National press coverage has focused on the requirement that students taking the test online could not leave their desks and have been urinating into various receptacles instead – although, as the BSB has pointed out, they were warned in advance that they would not be able to leave their computers during exams and were told to go to the toilet as near to the start of the exam as possible.
Equally, there was push-back against this more than two months ago, led by Students Against The BSB Exam Regulations (SABER), which has been co-ordinating concerns about the BSB’s approach to online exams.
One student was reported on social media to have worn an adult nappy to get through the exam.
Technical problems have seemingly been the greater problem, with SABER saying last night that it had so far received 103 responses to its survey of students’ experiences, almost all of which highlighted problems.
Today is the last day of the four days students could sit the ethics exam on – there are still the civil and criminal litigation papers to go – and those who suffered a system crash during the exam have been told that they will now have to wait until December to resit because they have already seen some of the questions.
However, it has emerged – given people were taking the exam on different days – that there is a bank of questions available and so students do not all sit exactly the same test.
We asked the BSB why students could therefore not resit now and be asked different questions, but a BSB spokesman said that “to maintain the integrity of the exams, we can’t comment on specifics relating to how the bank of questions is managed”.
Bar Council chair Amanda Pinto QC added to the pressure on the regulator with a letter pointing out that its education and training committee wrote in early July to express concerns and to request that the BSB consider a short comfort break during the lengthy exams.

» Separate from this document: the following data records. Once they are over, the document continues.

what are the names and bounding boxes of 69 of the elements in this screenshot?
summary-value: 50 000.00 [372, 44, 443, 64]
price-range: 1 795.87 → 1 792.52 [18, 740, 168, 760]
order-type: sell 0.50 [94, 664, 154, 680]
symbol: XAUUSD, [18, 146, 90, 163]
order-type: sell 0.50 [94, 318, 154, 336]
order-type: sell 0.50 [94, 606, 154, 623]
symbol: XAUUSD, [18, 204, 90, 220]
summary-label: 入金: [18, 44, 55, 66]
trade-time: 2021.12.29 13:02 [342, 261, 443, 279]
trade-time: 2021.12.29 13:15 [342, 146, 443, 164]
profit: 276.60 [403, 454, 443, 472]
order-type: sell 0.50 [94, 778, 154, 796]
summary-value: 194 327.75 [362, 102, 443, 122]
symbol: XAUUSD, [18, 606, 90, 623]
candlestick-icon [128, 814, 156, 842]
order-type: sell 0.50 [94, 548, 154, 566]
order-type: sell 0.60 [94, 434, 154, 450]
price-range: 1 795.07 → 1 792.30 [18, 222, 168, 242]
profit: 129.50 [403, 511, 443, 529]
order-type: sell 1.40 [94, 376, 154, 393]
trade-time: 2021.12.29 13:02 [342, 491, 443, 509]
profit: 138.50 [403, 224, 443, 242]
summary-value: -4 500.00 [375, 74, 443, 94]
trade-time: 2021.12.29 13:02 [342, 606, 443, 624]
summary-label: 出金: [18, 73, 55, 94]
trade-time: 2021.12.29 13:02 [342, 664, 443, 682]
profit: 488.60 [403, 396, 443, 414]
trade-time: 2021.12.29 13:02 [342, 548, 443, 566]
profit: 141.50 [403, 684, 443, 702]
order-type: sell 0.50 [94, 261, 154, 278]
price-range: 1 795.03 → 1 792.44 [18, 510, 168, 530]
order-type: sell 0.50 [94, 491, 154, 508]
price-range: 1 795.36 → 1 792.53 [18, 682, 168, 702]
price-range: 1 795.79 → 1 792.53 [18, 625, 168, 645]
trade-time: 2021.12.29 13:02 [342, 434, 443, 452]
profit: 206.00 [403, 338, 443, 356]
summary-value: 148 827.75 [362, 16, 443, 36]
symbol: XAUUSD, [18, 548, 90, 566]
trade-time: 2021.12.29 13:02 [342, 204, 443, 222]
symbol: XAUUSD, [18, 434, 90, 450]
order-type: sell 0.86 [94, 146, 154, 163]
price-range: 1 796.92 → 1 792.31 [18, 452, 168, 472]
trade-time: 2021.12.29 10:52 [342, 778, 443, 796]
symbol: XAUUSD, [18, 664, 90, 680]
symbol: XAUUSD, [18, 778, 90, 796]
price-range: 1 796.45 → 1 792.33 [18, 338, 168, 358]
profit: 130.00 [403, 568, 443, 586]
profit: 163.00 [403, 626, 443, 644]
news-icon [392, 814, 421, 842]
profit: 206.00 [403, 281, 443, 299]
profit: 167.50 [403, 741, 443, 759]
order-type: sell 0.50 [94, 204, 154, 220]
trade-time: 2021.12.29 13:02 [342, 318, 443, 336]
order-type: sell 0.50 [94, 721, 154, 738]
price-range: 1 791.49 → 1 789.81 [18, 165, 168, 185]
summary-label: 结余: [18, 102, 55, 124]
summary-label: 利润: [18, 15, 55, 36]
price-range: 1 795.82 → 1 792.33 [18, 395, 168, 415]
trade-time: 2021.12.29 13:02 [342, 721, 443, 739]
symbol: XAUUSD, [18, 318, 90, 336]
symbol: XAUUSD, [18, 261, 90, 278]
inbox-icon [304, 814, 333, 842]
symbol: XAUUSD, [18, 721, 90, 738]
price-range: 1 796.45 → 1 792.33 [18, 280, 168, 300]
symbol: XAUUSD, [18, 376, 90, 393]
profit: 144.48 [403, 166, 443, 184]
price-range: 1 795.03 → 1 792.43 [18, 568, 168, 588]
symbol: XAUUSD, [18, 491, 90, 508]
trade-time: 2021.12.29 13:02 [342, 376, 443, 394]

“It is disappointing that this was not progressed. The Bar Council also cannot understand why students in test centres are not permitted water on their desks, especially bearing in mind the hot weather.” Students at the test centres had to ask to leave their desks and were escorted to a locker where they had left their water.
There have been other complaints about the test centres, which those with reasonable adjustments in particular were encouraged to use, although securing a slot proved difficult for some. One student with dyspraxia explained on Twitter how being given a noisy room by the reception made the test difficult.
Ms Pinto continued: “Separately, we find it difficult to understand why students who suffer technical difficulties during their exam have had to defer their exams until December, rather than a date later in the week.
“This enforced deferral will mean that many will not know whether they have passed their exams before they start pupillage, inevitably adding to their stress. We believe those students deserve an explanation.
“I would be grateful if you could let me know what the BSB is doing to ensure that those students who encountered difficulties during their exams are reassured and treated fairly.”
Barristers have continued to highlight their unhappiness with what’s happening. Caoilfhionn Gallagher QC tweeted that “the treatment of students with disabilities and conditions such as Crohn’s is just appalling, and seems to have been raised by [SABER] and others for months without an effective response. This is shameful”.
As we reported yesterday, some barristers have rallied round to offer help to students.